In the meantime there were best men – and second-best men – to audition at friends’ weddings. At the last wedding she’d attended, Molly had been disposed to give the best man the glad eye on the back of a spark of wit, despite his goatee beard, but a woman in a crocheted dress, complete with sausage-shaped baby-sick stain on the lapel, had swiftly signalled her prior claim.
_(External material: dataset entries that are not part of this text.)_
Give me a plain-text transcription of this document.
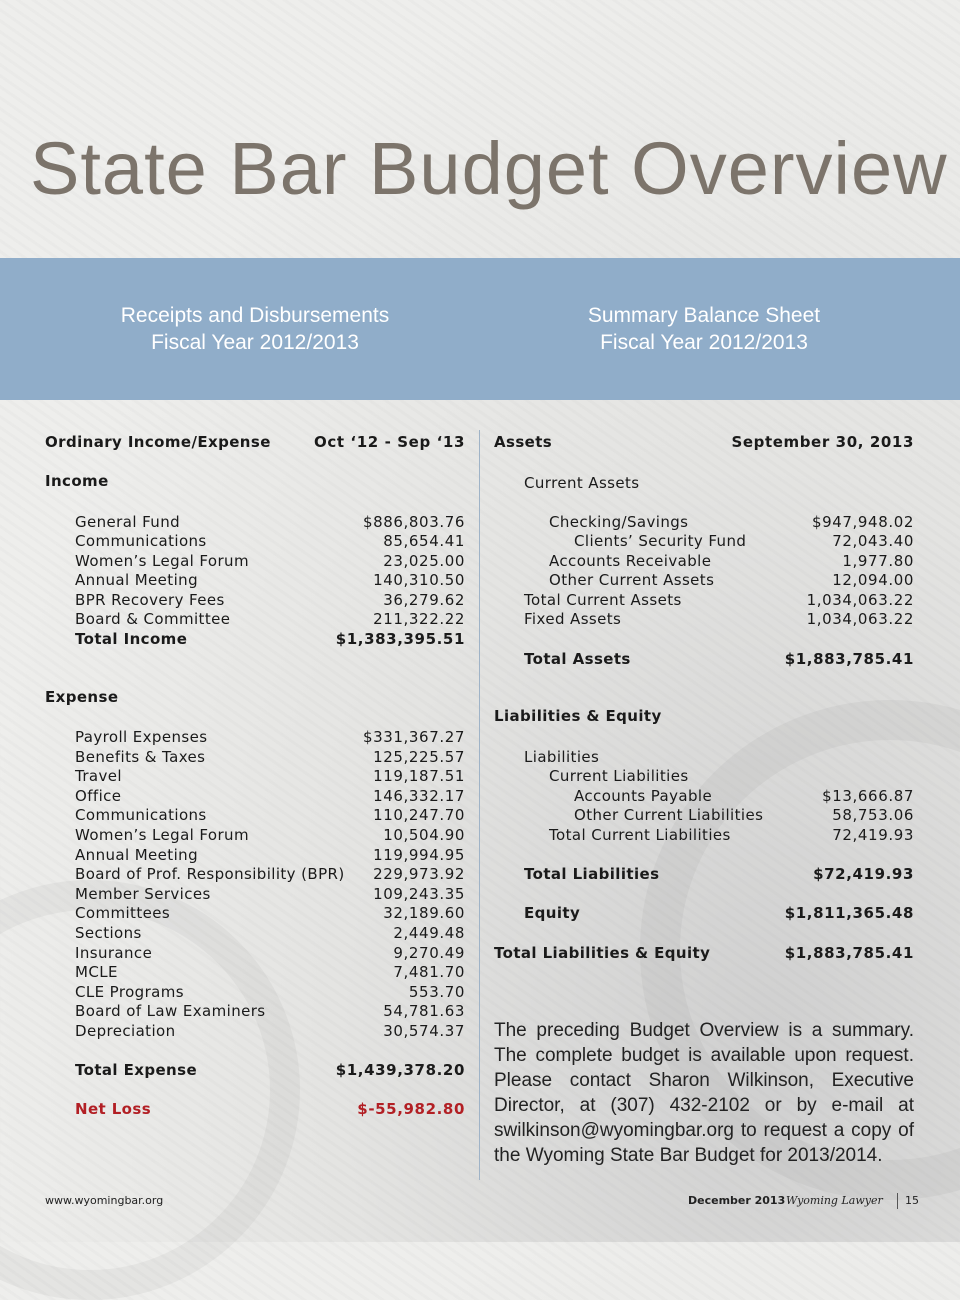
State Bar Budget Overview
Receipts and Disbursements
Fiscal Year 2012/2013
Summary Balance Sheet
Fiscal Year 2012/2013
Ordinary Income/Expense	Oct ‘12 - Sep ‘13
Income
General Fund	$886,803.76
Communications	85,654.41
Women’s Legal Forum	23,025.00
Annual Meeting	140,310.50
BPR Recovery Fees	36,279.62
Board & Committee	211,322.22
Total Income	$1,383,395.51
Expense
Payroll Expenses	$331,367.27
Benefits & Taxes	125,225.57
Travel	119,187.51
Office	146,332.17
Communications	110,247.70
Women’s Legal Forum	10,504.90
Annual Meeting	119,994.95
Board of Prof. Responsibility (BPR) 229,973.92
Member Services	109,243.35
Committees	32,189.60
Sections	2,449.48
Insurance	9,270.49
MCLE	7,481.70
CLE Programs	553.70
Board of Law Examiners	54,781.63
Depreciation	30,574.37
Total Expense	$1,439,378.20
Net Loss	$-55,982.80
Assets	September 30, 2013
Current Assets
Checking/Savings	$947,948.02
Clients’ Security Fund	72,043.40
Accounts Receivable	1,977.80
Other Current Assets	12,094.00
Total Current Assets	1,034,063.22
Fixed Assets	1,034,063.22
Total Assets	$1,883,785.41
Liabilities & Equity
Liabilities
Current Liabilities
Accounts Payable	$13,666.87
Other Current Liabilities	58,753.06
Total Current Liabilities	72,419.93
Total Liabilities	$72,419.93
Equity	$1,811,365.48
Total Liabilities & Equity	$1,883,785.41

The preceding Budget Overview is a summary. The complete budget is available upon request. Please contact Sharon Wilkinson, Executive Director, at (307) 432-2102 or by e-mail at swilkinson@wyomingbar.org to request a copy of the Wyoming State Bar Budget for 2013/2014.

www.wyomingbar.org	December 2013 Wyoming Lawyer 15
Molly sighed. Despite fighting talk in her twenties, she wouldn’t mind being the one in satin slippers for a change, hemmed in by all those aunts from Killybegs and Gortnagallon never encountered except at weddings and funerals. Being thirty-two had much to answer for – perhaps she’d have passed safely through the stage by her mid-thirties. Everyone sympathised with women over their biological clocks but what about the ones saddled with a ticking Mendelssohn’s Wedding March. It left her wishing … wishing she were the one weighed down by Irish linen tablecloths and napkins bought in Clery’s sale and stockpiled until a gift was required. Tablecloths she’d never use because they belonged to the era of laundresses and starch, but that wasn’t the point – every newly-wed should have a selection. It left her wishing there was someone who regarded her as the most ravishing woman on the planet even when she couldn’t be bothered sliding in her contact lenses and blinked at the world from behind glasses. It left her wishing to exchange her apartment in Blackrock, with its undernourished fridge, for a house with a bulging fridge-freezer. One of those in-your-face Smeg jobs the colour of an ice lolly.